Essentially, in the bipartite graph, look at only 1 partition, and treat the two as if they are connected if they share a partner in the other partition.

Epidemic transition happens when \(T_{mf}T_{fm}\ \mu_{je} \mu_{ke} =T_{mf}T_{fm} \frac{\mu_j}{\sum_j p_j j (j-1)} \frac{\mu_k}{\sum_k p_k k (k-1)} =1\)

Critical threshold same when looking at either partition. But average outbreak size is not.

threshold with power law

Algebra algebra. Set $a=b$ for power law degree distribution in the biparitie example.

Then if $a < 3$, then $T_c^2 = 0$ So unless if is impossible to transmit disease from one sex to the other, epidemic is always possible.

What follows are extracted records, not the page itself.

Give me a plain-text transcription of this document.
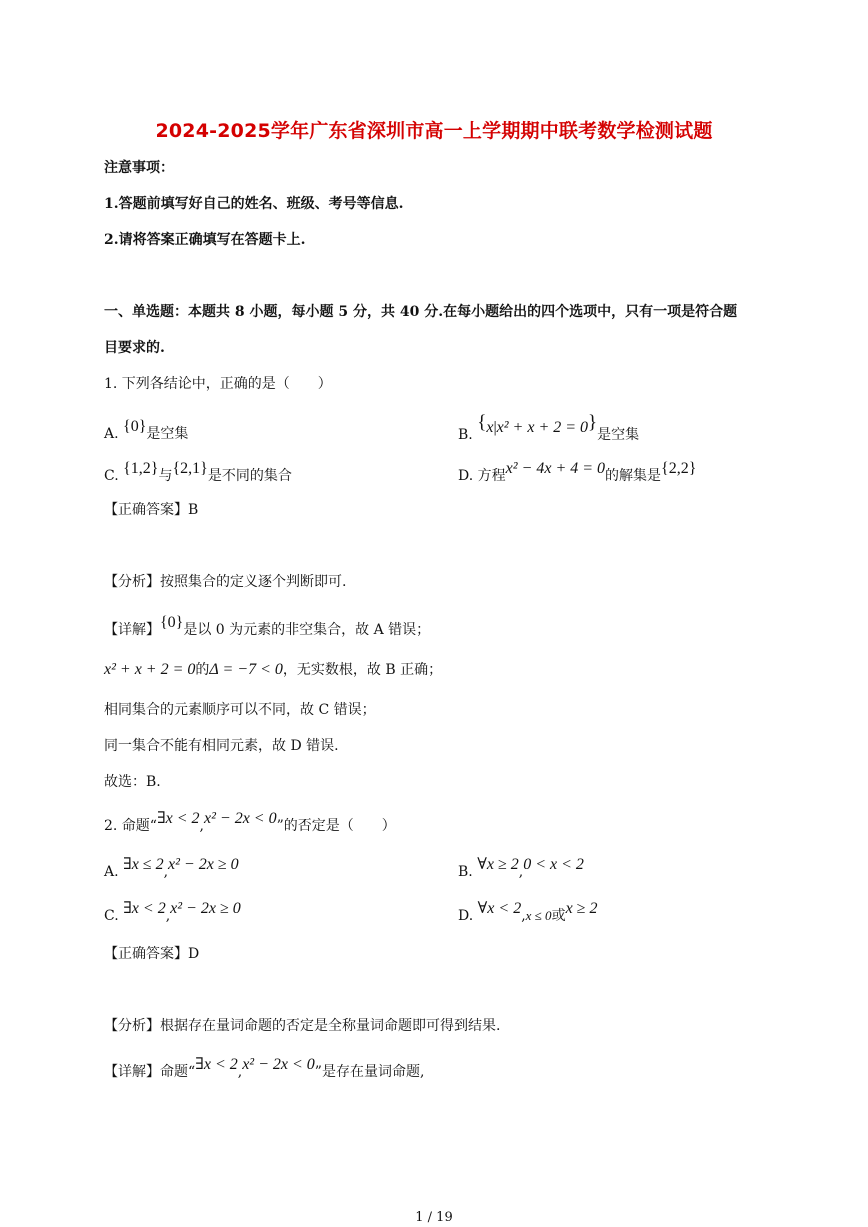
2024-2025学年广东省深圳市高一上学期期中联考数学检测试题
注意事项：
1.答题前填写好自己的姓名、班级、考号等信息.
2.请将答案正确填写在答题卡上.
一、单选题：本题共 8 小题，每小题 5 分，共 40 分.在每小题给出的四个选项中，只有一项是符合题
目要求的.
1. 下列各结论中，正确的是（　　）
A. {0}是空集	B. {x|x² + x + 2 = 0}是空集
C. {1,2}与{2,1}是不同的集合	D. 方程x² − 4x + 4 = 0的解集是{2,2}
【正确答案】B
【分析】按照集合的定义逐个判断即可.
【详解】{0}是以 0 为元素的非空集合，故 A 错误；
x² + x + 2 = 0的Δ = −7 < 0，无实数根，故 B 正确；
相同集合的元素顺序可以不同，故 C 错误；
同一集合不能有相同元素，故 D 错误.
故选：B.
2. 命题“∃x < 2,x² − 2x < 0”的否定是（　　）
A. ∃x ≤ 2,x² − 2x ≥ 0	B. ∀x ≥ 2,0 < x < 2
C. ∃x < 2,x² − 2x ≥ 0	D. ∀x < 2,x ≤ 0或x ≥ 2
【正确答案】D
【分析】根据存在量词命题的否定是全称量词命题即可得到结果.
【详解】命题“∃x < 2,x² − 2x < 0”是存在量词命题,
1 / 19
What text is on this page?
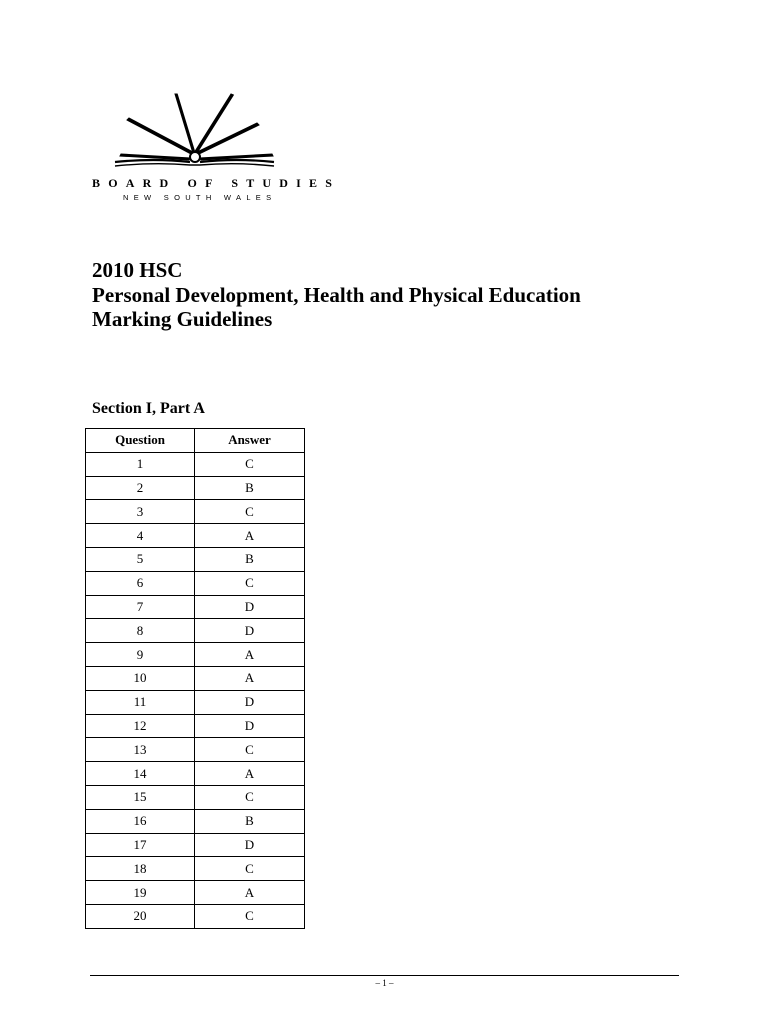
BOARD OF STUDIES
NEW SOUTH WALES
2010 HSC
Personal Development, Health and Physical Education
Marking Guidelines
Section I, Part A
Question	Answer
1	C
2	B
3	C
4	A
5	B
6	C
7	D
8	D
9	A
10	A
11	D
12	D
13	C
14	A
15	C
16	B
17	D
18	C
19	A
20	C
– 1 –
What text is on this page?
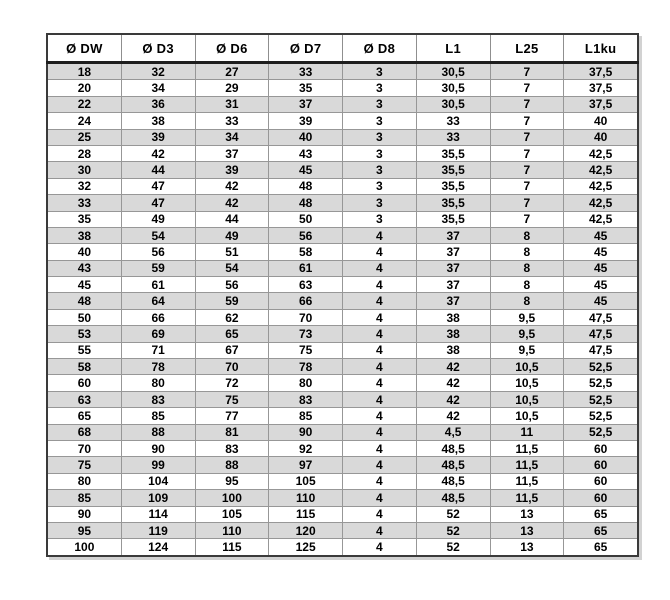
Ø DW	Ø D3	Ø D6	Ø D7	Ø D8	L1	L25	L1ku
18	32	27	33	3	30,5	7	37,5
20	34	29	35	3	30,5	7	37,5
22	36	31	37	3	30,5	7	37,5
24	38	33	39	3	33	7	40
25	39	34	40	3	33	7	40
28	42	37	43	3	35,5	7	42,5
30	44	39	45	3	35,5	7	42,5
32	47	42	48	3	35,5	7	42,5
33	47	42	48	3	35,5	7	42,5
35	49	44	50	3	35,5	7	42,5
38	54	49	56	4	37	8	45
40	56	51	58	4	37	8	45
43	59	54	61	4	37	8	45
45	61	56	63	4	37	8	45
48	64	59	66	4	37	8	45
50	66	62	70	4	38	9,5	47,5
53	69	65	73	4	38	9,5	47,5
55	71	67	75	4	38	9,5	47,5
58	78	70	78	4	42	10,5	52,5
60	80	72	80	4	42	10,5	52,5
63	83	75	83	4	42	10,5	52,5
65	85	77	85	4	42	10,5	52,5
68	88	81	90	4	4,5	11	52,5
70	90	83	92	4	48,5	11,5	60
75	99	88	97	4	48,5	11,5	60
80	104	95	105	4	48,5	11,5	60
85	109	100	110	4	48,5	11,5	60
90	114	105	115	4	52	13	65
95	119	110	120	4	52	13	65
100	124	115	125	4	52	13	65
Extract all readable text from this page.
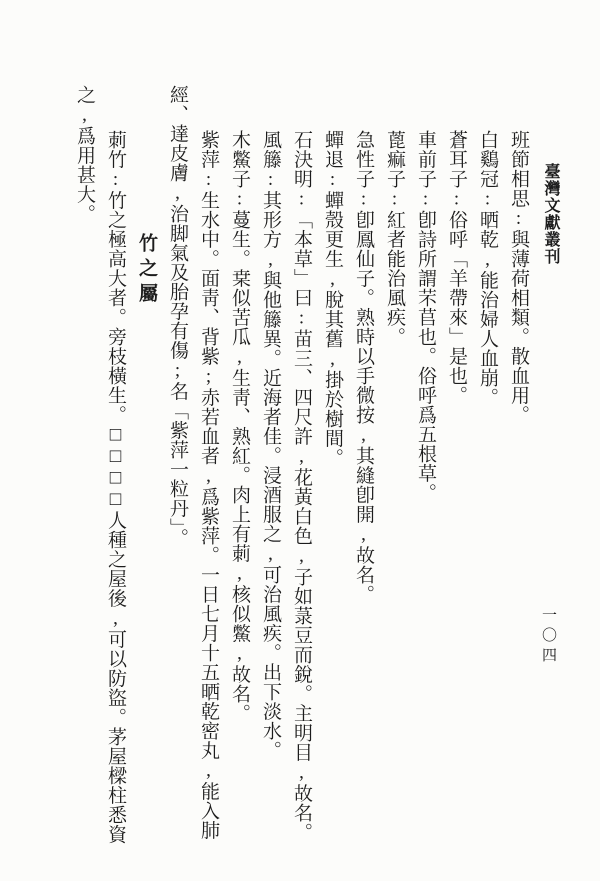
臺灣文獻叢刊
一〇四
班節相思:與薄荷相類。散血用。
白鷄冠:晒乾,能治婦人血崩。
蒼耳子:俗呼「羊帶來」是也。
車前子:卽詩所謂芣苢也。俗呼爲五根草。
蓖痲子:紅者能治風疾。
急性子:卽鳳仙子。熟時以手微按,其縫卽開,故名。
蟬退:蟬殼更生,脫其舊,掛於樹間。
石決明:「本草」曰:苗三、四尺許,花黃白色,子如菉豆而銳。主明目,故名。
風籐:其形方,與他籐異。近海者佳。浸酒服之,可治風疾。出下淡水。
木鱉子:蔓生。枽似苦瓜,生靑、熟紅。肉上有莿,核似鱉,故名。
紫萍:生水中。面靑、背紫;赤若血者,爲紫萍。一日七月十五晒乾密丸,能入肺
經、達皮膚,治脚氣及胎孕有傷;名「紫萍一粒丹」。
竹之屬
莿竹:竹之極高大者。旁枝橫生。□□□□人種之屋後,可以防盜。茅屋樑柱悉資
之,爲用甚大。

With high enough $a$, epidemic only possible with garunteed transmission.

Strangely, measured distribution for Britain seems to fall right in the transition zone where epidemics are possible but not garunteed. Don’t take too seriously, though.